I visited my daughter’s home in November. Right opposite her house is a building which is barely plastered from the outside, leave alone painted. Most of the window frames have no windows and the windows that exist are without panes. The lane it is situated in is barely wide enough for two cars to pass each other and that too with the drivers holding their breath and praying that they will not scrape the other car.
Early in the morning we were woken up to the sound of the entire school yelling out spellings in English. I walked onto the balcony to see what was happening and was aghast to see a teacher beat the living daylights out of a student. The child must have been barely ten years old. And then totally nonchalantly, the teacher walked up to the window and spat out a stream of paan juice on to the road below. And the student was back in his seat making faces at the boy in front of him as if nothing had happened.
The next day was terribly cold and I could see the students sitting on the floor, shivering and huddling into thread bare sweaters. All at once I felt helpless and angry. Angry because I’m sure it doesn’t cost all that much to get the windows fixed, yet if our schools are looked after, how will the officials make their money. Helpless, because at that moment there was nothing that I could do. More than that I didn’t know what to do.
Our schools never cease to amaze me. Time and again they prove that education in India is only a farce. It doesn’t matter whether it is a big school that is a part of a chain of schools all over India or a barely legal school run in a rundown building in a tiny obscure lane.

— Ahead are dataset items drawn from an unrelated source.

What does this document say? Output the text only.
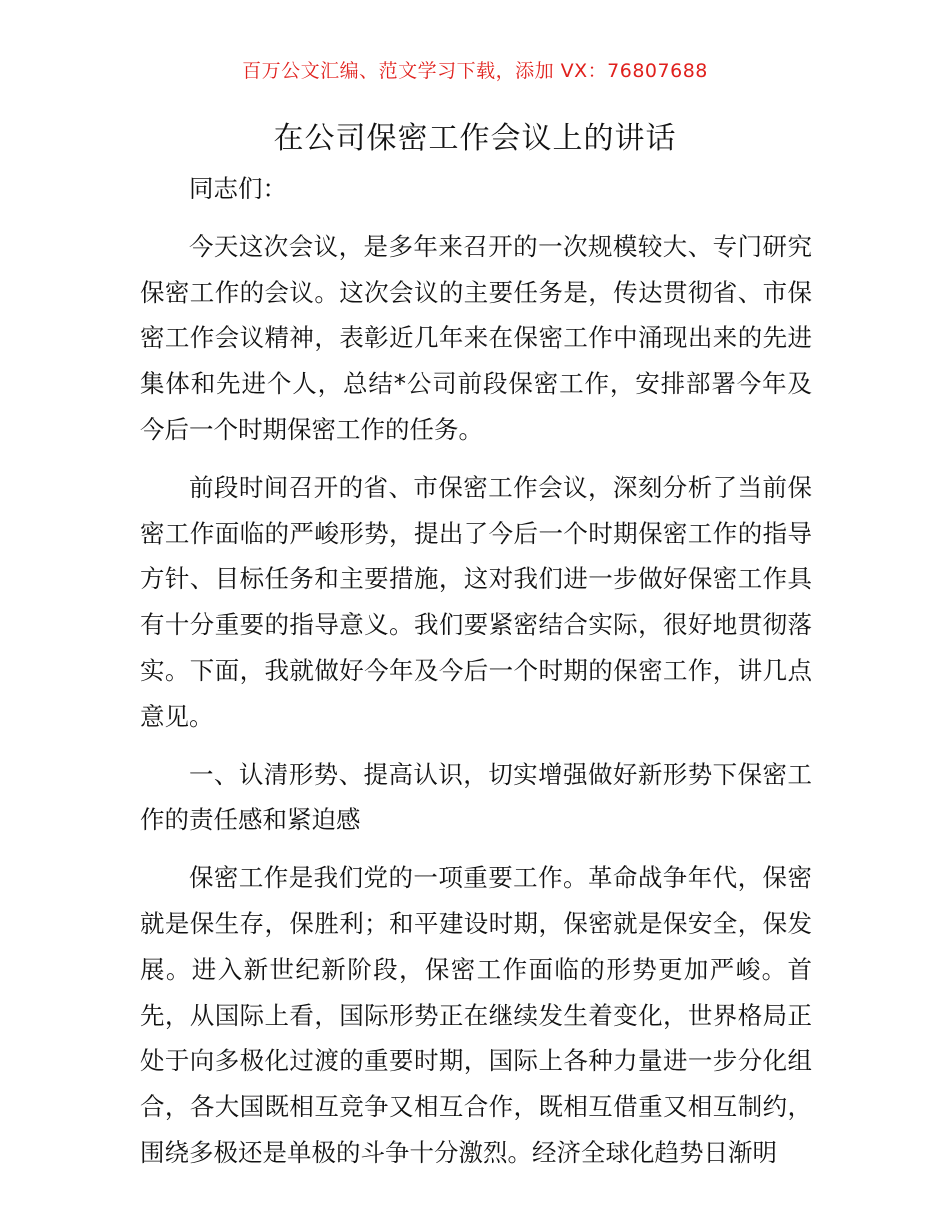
百万公文汇编、范文学习下载，添加 VX：76807688
在公司保密工作会议上的讲话

同志们：

今天这次会议，是多年来召开的一次规模较大、专门研究保密工作的会议。这次会议的主要任务是，传达贯彻省、市保密工作会议精神，表彰近几年来在保密工作中涌现出来的先进集体和先进个人，总结*公司前段保密工作，安排部署今年及今后一个时期保密工作的任务。

前段时间召开的省、市保密工作会议，深刻分析了当前保密工作面临的严峻形势，提出了今后一个时期保密工作的指导方针、目标任务和主要措施，这对我们进一步做好保密工作具有十分重要的指导意义。我们要紧密结合实际，很好地贯彻落实。下面，我就做好今年及今后一个时期的保密工作，讲几点意见。

一、认清形势、提高认识，切实增强做好新形势下保密工作的责任感和紧迫感

保密工作是我们党的一项重要工作。革命战争年代，保密就是保生存，保胜利；和平建设时期，保密就是保安全，保发展。进入新世纪新阶段，保密工作面临的形势更加严峻。首先，从国际上看，国际形势正在继续发生着变化，世界格局正处于向多极化过渡的重要时期，国际上各种力量进一步分化组合，各大国既相互竞争又相互合作，既相互借重又相互制约，围绕多极还是单极的斗争十分激烈。经济全球化趋势日渐明
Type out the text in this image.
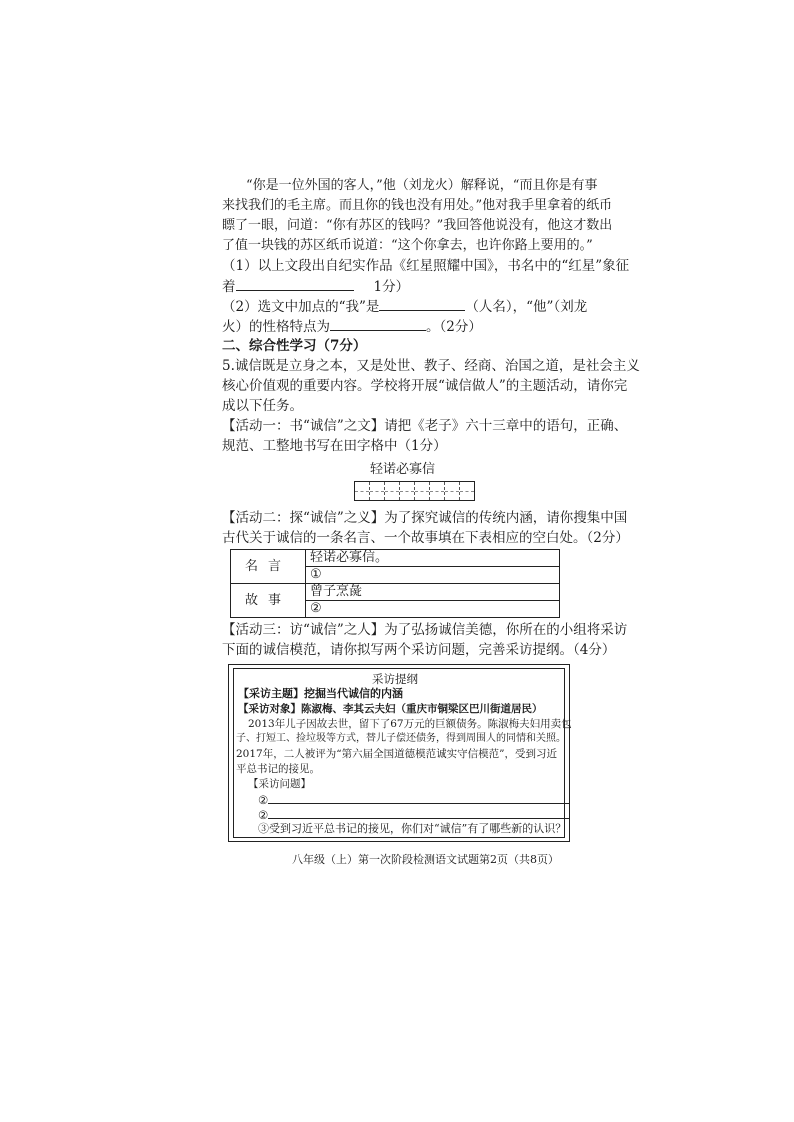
“你是一位外国的客人，”他（刘龙火）解释说，“而且你是有事
来找我们的毛主席。而且你的钱也没有用处。”他对我手里拿着的纸币
瞟了一眼，问道：“你有苏区的钱吗？”我回答他说没有，他这才数出
了值一块钱的苏区纸币说道：“这个你拿去，也许你路上要用的。”
（1）以上文段出自纪实作品《红星照耀中国》，书名中的“红星”象征
着	1分）
（2）选文中加点的“我”是	（人名），“他”（刘龙
火）的性格特点为	。（2分）
二、综合性学习（7分）
5.诚信既是立身之本，又是处世、教子、经商、治国之道，是社会主义
核心价值观的重要内容。学校将开展“诚信做人”的主题活动，请你完
成以下任务。
【活动一：书“诚信”之文】请把《老子》六十三章中的语句，正确、
规范、工整地书写在田字格中（1分）
轻诺必寡信
【活动二：探“诚信”之义】为了探究诚信的传统内涵，请你搜集中国
古代关于诚信的一条名言、一个故事填在下表相应的空白处。（2分）
名言	轻诺必寡信。
	①
故事	曾子烹彘
	②
【活动三：访“诚信”之人】为了弘扬诚信美德，你所在的小组将采访
下面的诚信模范，请你拟写两个采访问题，完善采访提纲。（4分）
采访提纲
【采访主题】挖掘当代诚信的内涵
【采访对象】陈淑梅、李其云夫妇（重庆市铜梁区巴川街道居民）
2013年儿子因故去世，留下了67万元的巨额债务。陈淑梅夫妇用卖包
子、打短工、捡垃圾等方式，替儿子偿还债务，得到周围人的同情和关照。
2017年，二人被评为“第六届全国道德模范诚实守信模范”，受到习近
平总书记的接见。
【采访问题】
②
②
③受到习近平总书记的接见，你们对“诚信”有了哪些新的认识？
八年级（上）第一次阶段检测语文试题第2页（共8页）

But even as I write this I wonder why I am so surprised. Wasn’t this the very reason we started Shiksha Power? But then I am the eternal optimist who sees pots of gold at the end of every rainbow and silver linings behind every cloud. Somewhere deep down there was still a hope that people who chose to be in the field of education are not so bad. But now that I interact with schools on a regular basis, I am so glad that we have started Shiksha Power. There is such an urgent need to do something; not just to bring about a change, but to revolutionise our views on education.
The system apart, it is the little things that give cause for worry.
Back in Thane, we have been visiting a lot of schools this week to conduct a few competitions for the students. We were at one of the so called “better schools”. We happened to be there when the assembly for the primary section was being conducted. After the prayers and invocations hymns were sung, one of the students read the news headlines for the day. The first headline he read was, “Delhi Police chief apologises for inaction over rape case.” Both Anish and I looked at each other aghast. For heaven sakes, this is the primary section! The news is being read out to children who are between the ages of 5 to 10. Is this what their parents would want them to hear? And is it really relevant to them.
I can understand that the school wants to encourage the students to keep abreast with current news. But isn’t there anything in the newspaper that is more age appropriate? Isn’t there any happy news at all? Can’t we allow our kids to be kids for a little while longer? And what were the teachers or co-ordinators doing? Couldn’t they have guided the child on what news it was okay to read? If we are going to be surrounding our kids with so much unpleasantness so early in life it is no wonder that another headline in the day’s paper reads, “ 1 in 10 students complain of aches and nausea, hinting at stress.”
The saddest part is that I’m sure that the teachers did not even realise what he had read or what impact it could have on young impressionable minds. And if this was the headlines read today, the same news has been making headlines for so many days now; which means that everyday someone has been reading out similar things and yet the teachers remain unaware. And then ironically the assembly ends with Tagore’s poem , “Where the mind is without fear.”
This utter indifference on the part of the teachers and schools is scary. If they do not consciously decide what a child should learn and how he should learn, how can we groom leaders? How can we groom responsible citizens when the people responsible for their grooming are themselves so irresponsible?
The sheer enormity of the problem sometimes worries me, but if we do not make a start, we can never hope to change anything. And so we move on with baby steps, hoping others join us on the way, bringing about a quiet revolution for the sake of the future of our kids; for the future of our country.